【新日本】棚橋が放つ希望の光 今は受けて耐えている状況・心の免疫つけて超回復

2020年04月16日 11時00分

試合がなくても、コシティを手にトレーニング(4月上旬に撮影)

【コロナに負けるな!有名人の緊急事態宣言】新型コロナウイルス禍は、スポーツやエンターテインメント業界にも大きな影響を及ぼしている。選手、タレントはこの未曽有の危機にどう立ち向かうのか? 新企画第2回では、新日本プロレスの“100年に一人の逸材”棚橋弘至(43)が登場だ。試合の中止が続く中でも常にポジティブな思考を持ち続ける「プロレス界の太陽」は、2児の父としての奮闘ぶりを明かした上で、暗いムードが漂う世の中へ力強いメッセージを送った。

 新型コロナウイルスの影響で新日本プロレスの大会は中止が続いていますが、プロレスラーにとって試合ができないことは一番のストレスですよね。ただこういう情勢だからといって、不安は表に出さないようにしています。今はプロレスで言うところの「受けて耐えている」状況ですね。

 2月の段階で「プロレス貯金してください」と発信しました。ファンの方は見たい気持ちをためて、僕らもやりたい気持ちをためますので。世の中が再始動した時、やっとプロレスが見られる、できるとなった時の熱量は計り知れないだろうと。それを思い描くだけで今は頑張れますね。

 感染予防で心掛けていることは皆さんと一緒です。手洗い、うがい、アルコール消毒、仕事で外出して人混みの多いところに行く時はマスクを着用したり。自分がうつるのを防ぐのではなく、自分が保菌者と仮定してうつさない行動。やはり、どうやって広げないかというところに意識を集中するしかないですね。

 僕としては結婚して17年、巡業で年間半分、家を空けてしまったりしたので、家族で一緒に過ごせなかった時間を取り戻すというか。ちょっとでもそういうふうに考えられたらいいなと思いますね。世の旦那さんは子供たちと話すいいチャンスなんじゃないかな。僕も一緒に朝晩“家トレ”してますよ。息子が縄跳びで三重跳びをやるんで「負けてらんねえ!」と思ってやったら、ヒザが痛くて飛べなかったっす…。

 家にいると嫁さんが「どこか行くとこないの?」と聞いてくるんですけど「ステイホームだから!」ってね(笑い)。こういう家庭は確率的に非常に多いと思うんですよ。僕がモデルケースではないけど、世の奥さまは旦那さんをいたわってあげてほしいなと。家族の時間、自分が好きなもの、一日1時間でもいいので、ホッとする時間を取れるかが大事になってくるんじゃないかな。一案としては棚橋の試合を見てくださいと。僕の場合は今、ずっと英語のポッドキャストを聞いて勉強してます。(ドヤ顔で)勉強家でしょ?

 自分に近い存在、家族や友人や会社の仲間のことはすごく大切に思うじゃないですか。今後はそういうところだけでなく、日本中、みんなに対してお互いを思いやる気持ちで生活するべきなんだろうなと思ってます。

 こういう状況を乗り越えることで免疫がつくんじゃないかな。終息した後の日本は絶対、筋肉でいうところの“超回復”をして、また強くなれると思うから。皆さん、生き抜きましょう。日本を! 愛してま~す!

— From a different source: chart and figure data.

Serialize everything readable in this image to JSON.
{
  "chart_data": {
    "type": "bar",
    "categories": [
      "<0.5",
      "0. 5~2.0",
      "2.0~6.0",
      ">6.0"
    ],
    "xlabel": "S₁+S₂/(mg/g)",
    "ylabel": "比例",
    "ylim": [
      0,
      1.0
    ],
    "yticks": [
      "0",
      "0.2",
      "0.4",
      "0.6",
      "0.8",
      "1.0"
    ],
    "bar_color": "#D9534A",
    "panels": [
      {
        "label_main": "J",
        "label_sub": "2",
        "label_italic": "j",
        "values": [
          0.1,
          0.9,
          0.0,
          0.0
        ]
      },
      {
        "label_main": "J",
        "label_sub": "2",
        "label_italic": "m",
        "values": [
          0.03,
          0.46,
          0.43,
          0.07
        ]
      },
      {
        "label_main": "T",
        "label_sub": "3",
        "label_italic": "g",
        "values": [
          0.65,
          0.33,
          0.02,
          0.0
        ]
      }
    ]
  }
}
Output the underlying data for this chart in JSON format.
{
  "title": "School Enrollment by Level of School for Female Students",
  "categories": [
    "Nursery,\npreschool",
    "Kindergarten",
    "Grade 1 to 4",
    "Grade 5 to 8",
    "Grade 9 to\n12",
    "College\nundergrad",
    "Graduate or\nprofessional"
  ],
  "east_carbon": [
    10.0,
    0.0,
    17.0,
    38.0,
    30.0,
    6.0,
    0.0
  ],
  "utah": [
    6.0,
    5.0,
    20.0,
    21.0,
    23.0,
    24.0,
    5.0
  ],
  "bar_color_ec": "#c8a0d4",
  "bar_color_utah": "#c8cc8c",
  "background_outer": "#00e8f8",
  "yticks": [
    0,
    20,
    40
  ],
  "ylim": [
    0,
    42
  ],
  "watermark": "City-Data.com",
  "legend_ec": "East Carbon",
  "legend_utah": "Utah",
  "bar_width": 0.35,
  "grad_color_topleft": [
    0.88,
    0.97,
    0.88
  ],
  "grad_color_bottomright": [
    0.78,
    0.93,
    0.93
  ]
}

☆たなはし・ひろし 1976年11月13日生まれ。岐阜・大垣市出身。立命館大卒業後に新日本プロレスに入門し、99年10月10日後楽園ホール大会の真壁伸也(現刀義)戦でデビュー。IWGPヘビー級王座を8度戴冠、G1クライマックスを3度優勝などの輝かしい功績でプロレス界のエースとして活躍。2009、11、14、18年度の東京スポーツ新聞社制定「プロレス大賞」MVP。4度の受賞はアントニオ猪木の6度に次ぐ歴代2位タイ。必殺技はハイフライフロー。181センチ、101キロ。